Dünya Kudüs Günü, her yıl Ramazan ayının son cuma günü İslam âlemi tarafından ihya ediliyor. Her yıl olduğu gibi bu yıl da Kudüs’ün ve Mescid-i Aksa’nın manevi önemine dikkat çekmek amacıyla çeşitli etkinlikler düzenleniyor.

Dünya Kudüs Günü münasebetiyle önemli açıklamalarda bulunan Mardin Artuklu Üniversitesi İslami İlimler Fakültesi İslam Hukuku Profesörü Dr. Vasfi Aşur Ebu Zeyd, Mescid-i Aksa’nın Müslümanlar için taşıdığı manevi önemin altını çizerek, ona karşı yapılması gereken sorumlulukları hatırlattı.

 Dr. Ebu Zeyd, aynı zamanda Gazze’ye maddi yardımın sürdürülmesi ve boykotun önemine değinerek, Müslümanların sahip olduğu ekonomik gücün, işgal rejimine karşı stratejik bir şekilde kullanılmasının gerekliliğini aktardı.

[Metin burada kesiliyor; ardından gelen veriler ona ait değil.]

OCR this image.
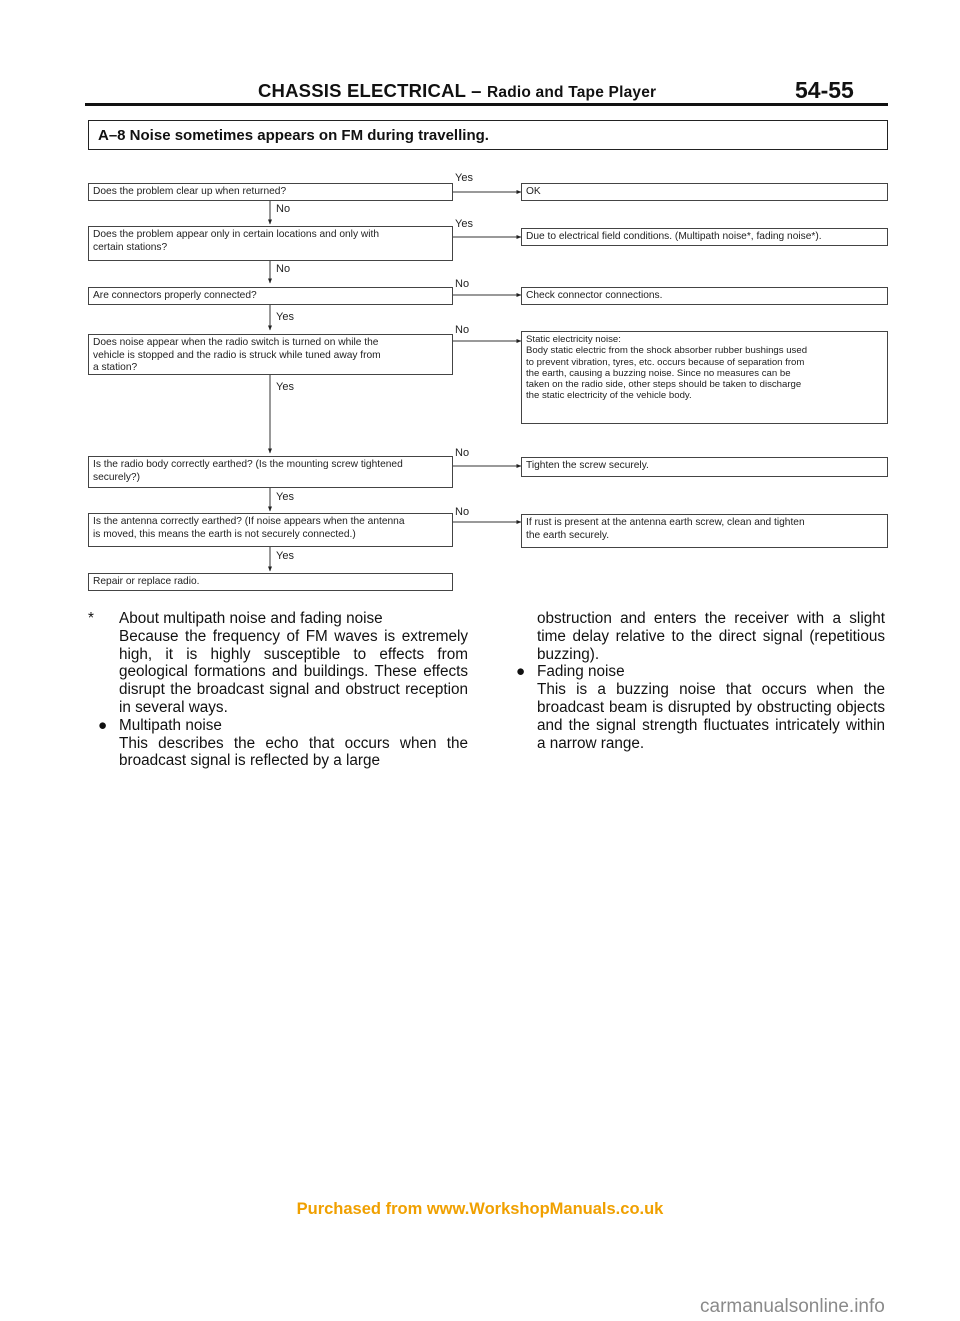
CHASSIS ELECTRICAL – Radio and Tape Player	54-55
A–8 Noise sometimes appears on FM during travelling.
Does the problem clear up when returned?
Does the problem appear only in certain locations and only with
certain stations?
Are connectors properly connected?
Does noise appear when the radio switch is turned on while the
vehicle is stopped and the radio is struck while tuned away from
a station?
Is the radio body correctly earthed? (Is the mounting screw tightened
securely?)
Is the antenna correctly earthed? (If noise appears when the antenna
is moved, this means the earth is not securely connected.)
Repair or replace radio.
OK
Due to electrical field conditions. (Multipath noise*, fading noise*).
Check connector connections.
Static electricity noise:
Body static electric from the shock absorber rubber bushings used
to prevent vibration, tyres, etc. occurs because of separation from
the earth, causing a buzzing noise. Since no measures can be
taken on the radio side, other steps should be taken to discharge
the static electricity of the vehicle body.
Tighten the screw securely.
If rust is present at the antenna earth screw, clean and tighten
the earth securely.
Yes
No
Yes
No
No
Yes
No
Yes
No
Yes
No
Yes
*	About multipath noise and fading noise
Because the frequency of FM waves is extremely high, it is highly susceptible to effects from geological formations and buildings. These effects disrupt the broadcast signal and obstruct reception in several ways.
● Multipath noise
This describes the echo that occurs when the broadcast signal is reflected by a large
obstruction and enters the receiver with a slight time delay relative to the direct signal (repetitious buzzing).
● Fading noise
This is a buzzing noise that occurs when the broadcast beam is disrupted by obstructing objects and the signal strength fluctuates intricately within a narrow range.
Purchased from www.WorkshopManuals.co.uk
carmanualsonline.info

Katil rejim Filistinli genci şehit etti Katil rejim Filistinli genci şehit etti

Sadece Kudüs Günü değil, hiçbir zaman kutsal topraklara yapılan işgalin unutulmaması gerektiğini vurgulayan Ebu Zeyd, “Dünya Kudüs Günü, dünyanın her yerindeki Müslümanlara Mescid-i Aksa’ya ve oradaki Müslümanlara yapılan zulmü hatırlatıyor. Mescid-i Aksa’nın kirletilmesi, zamansal ve mekânsal olarak bölünmesi, bu kutsal mabedin kutsallığının çiğnenmesi, murabıt ve murabıtalara yönelik yapılan saldırıların hepsi. Ayrıca Gazze’de yaşananları hiçbir zaman unutmamalıyız. Çünkü oradaki mücahitler, bu işgale karşı kıyam ederek bu mücadeleyi Mescid-i Aksa’nın şerefini korumak, onu muhafaza etmek için Aksa Tufanı’nı başlattılar. Dünyadaki her Müslümanın, bu konuda yerine getirmesi gereken bir sorumluluğu vardır. Her bireyin, kardeşleri için ne yaptığı sorulacaktır. Kıyamet günü yüce Allah’ın huzurunda durulduğunda, ‘Gazze’deki kardeşlerin için ne yaptın? Mescid-i Aksa için ne yaptın? Hesabı sorulacaktır. Aynı zamanda bu, bizi Filistinli kardeşlerimizle bağlayan iman kardeşliğinin ve İslamî dayanışmanın gereğidir.” şeklinde konuştu.

“En küçük maddi desteğin bile göz ardı edilmemesi gerekir”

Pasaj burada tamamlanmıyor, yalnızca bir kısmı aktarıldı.